Kalewa is a town at the confluence of the Chindwin River and the Myittha River in Kale District, Sagaing Region of north-western Myanmar. It is the administrative seat of Kalewa Township.

==Climate==

Kalewa has a tropical savanna climate (Köppen climate classification Aw). Temperatures are very warm throughout the year, although the winter months (December–February) are milder. The pre-monsoon months from March to May are especially hot, with maximum temperatures around 35 °C. There is a winter dry season (November–April) and a summer wet season (May–October).
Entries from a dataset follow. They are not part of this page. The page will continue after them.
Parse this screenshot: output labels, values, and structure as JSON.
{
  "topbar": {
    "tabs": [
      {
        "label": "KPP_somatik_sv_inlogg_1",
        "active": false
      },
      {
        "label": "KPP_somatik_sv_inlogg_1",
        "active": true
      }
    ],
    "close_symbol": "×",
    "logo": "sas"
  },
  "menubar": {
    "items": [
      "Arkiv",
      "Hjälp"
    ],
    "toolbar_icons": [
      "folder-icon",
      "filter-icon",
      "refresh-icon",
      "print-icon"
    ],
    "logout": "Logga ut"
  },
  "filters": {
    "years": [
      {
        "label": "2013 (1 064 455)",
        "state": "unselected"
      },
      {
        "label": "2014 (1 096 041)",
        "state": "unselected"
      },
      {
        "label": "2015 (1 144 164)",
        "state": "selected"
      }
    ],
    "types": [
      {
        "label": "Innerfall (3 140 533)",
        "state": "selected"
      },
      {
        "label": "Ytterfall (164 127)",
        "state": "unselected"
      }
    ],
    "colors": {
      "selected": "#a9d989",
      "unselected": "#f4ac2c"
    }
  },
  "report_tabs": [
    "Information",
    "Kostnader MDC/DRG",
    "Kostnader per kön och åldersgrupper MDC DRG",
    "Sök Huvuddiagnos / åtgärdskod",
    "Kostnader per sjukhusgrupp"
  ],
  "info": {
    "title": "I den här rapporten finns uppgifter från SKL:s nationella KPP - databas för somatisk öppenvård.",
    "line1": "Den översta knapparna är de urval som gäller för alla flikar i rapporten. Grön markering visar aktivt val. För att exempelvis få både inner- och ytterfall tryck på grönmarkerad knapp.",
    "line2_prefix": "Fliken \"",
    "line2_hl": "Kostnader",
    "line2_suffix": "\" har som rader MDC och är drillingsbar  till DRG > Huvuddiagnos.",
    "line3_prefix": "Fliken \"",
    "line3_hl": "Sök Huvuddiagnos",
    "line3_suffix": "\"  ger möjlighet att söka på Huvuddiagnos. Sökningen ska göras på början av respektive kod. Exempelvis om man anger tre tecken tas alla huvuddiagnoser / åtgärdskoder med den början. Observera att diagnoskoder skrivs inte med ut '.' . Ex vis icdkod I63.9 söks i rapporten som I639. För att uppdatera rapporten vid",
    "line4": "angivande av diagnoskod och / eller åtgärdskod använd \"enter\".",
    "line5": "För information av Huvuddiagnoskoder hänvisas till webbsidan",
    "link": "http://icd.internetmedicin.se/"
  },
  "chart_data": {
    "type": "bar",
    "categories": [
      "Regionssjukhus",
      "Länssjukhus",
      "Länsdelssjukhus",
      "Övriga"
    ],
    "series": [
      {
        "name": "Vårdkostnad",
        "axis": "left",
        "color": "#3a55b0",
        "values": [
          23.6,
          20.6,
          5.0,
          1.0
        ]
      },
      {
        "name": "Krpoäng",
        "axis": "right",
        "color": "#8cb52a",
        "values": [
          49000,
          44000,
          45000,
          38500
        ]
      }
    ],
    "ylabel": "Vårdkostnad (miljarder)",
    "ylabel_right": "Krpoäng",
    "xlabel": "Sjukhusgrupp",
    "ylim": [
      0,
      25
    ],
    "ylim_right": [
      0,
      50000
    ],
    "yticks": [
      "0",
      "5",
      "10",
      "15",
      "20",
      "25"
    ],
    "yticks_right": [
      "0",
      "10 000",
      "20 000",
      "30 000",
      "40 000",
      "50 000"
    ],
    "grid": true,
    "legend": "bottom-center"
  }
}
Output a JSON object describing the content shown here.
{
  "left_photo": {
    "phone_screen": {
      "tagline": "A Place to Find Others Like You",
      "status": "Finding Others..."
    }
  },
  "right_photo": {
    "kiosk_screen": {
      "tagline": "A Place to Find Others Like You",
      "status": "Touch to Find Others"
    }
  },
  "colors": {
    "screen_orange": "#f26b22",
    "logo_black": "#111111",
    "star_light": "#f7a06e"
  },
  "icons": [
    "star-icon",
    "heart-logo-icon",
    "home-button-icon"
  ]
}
Climate data for Kalewa (1981–2010)
| Month | Jan | Feb | Mar | Apr | May | Jun | Jul | Aug | Sep | Oct | Nov | Dec | Year |
| Record high °C (°F) | 30.8 (87.4) | 37.2 (99.0) | 41.8 (107.2) | 43.4 (110.1) | 45.0 (113.0) | 42.8 (109.0) | 38.9 (102.0) | 37.2 (99.0) | 35.6 (96.1) | 35.1 (95.2) | 32.8 (91.0) | 30.1 (86.2) | 45.0 (113.0) |
| Mean daily maximum °C (°F) | 25.6 (78.1) | 29.2 (84.6) | 33.9 (93.0) | 36.5 (97.7) | 35.7 (96.3) | 32.9 (91.2) | 32.5 (90.5) | 31.9 (89.4) | 31.5 (88.7) | 30.9 (87.6) | 27.9 (82.2) | 25.0 (77.0) | 31.1 (88.0) |
| Mean daily minimum °C (°F) | 13.3 (55.9) | 14.4 (57.9) | 17.9 (64.2) | 22.1 (71.8) | 24.2 (75.6) | 25.0 (77.0) | 25.0 (77.0) | 24.8 (76.6) | 24.1 (75.4) | 22.9 (73.2) | 19.1 (66.4) | 14.9 (58.8) | 20.6 (69.1) |
| Record low °C (°F) | 9.4 (48.9) | 9.5 (49.1) | 10.0 (50.0) | 15.6 (60.1) | 15.5 (59.9) | 21.8 (71.2) | 22.4 (72.3) | 20.8 (69.4) | 21.5 (70.7) | 18.6 (65.5) | 13.4 (56.1) | 10.7 (51.3) | 9.4 (48.9) |
| Average rainfall mm (inches) | 2.9 (0.11) | 4.0 (0.16) | 17.3 (0.68) | 37.6 (1.48) | 182.0 (7.17) | 272.1 (10.71) | 245.6 (9.67) | 303.3 (11.94) | 346.3 (13.63) | 187.5 (7.38) | 38.7 (1.52) | 4.0 (0.16) | 1,641.3 (64.62) |
Source: Norwegian Meteorological Institute

==Economy==
Upstream from Mandalay and Monywa on the Chindwin River, Kalewa is gaining importance as a staging point for trade between Burma and India.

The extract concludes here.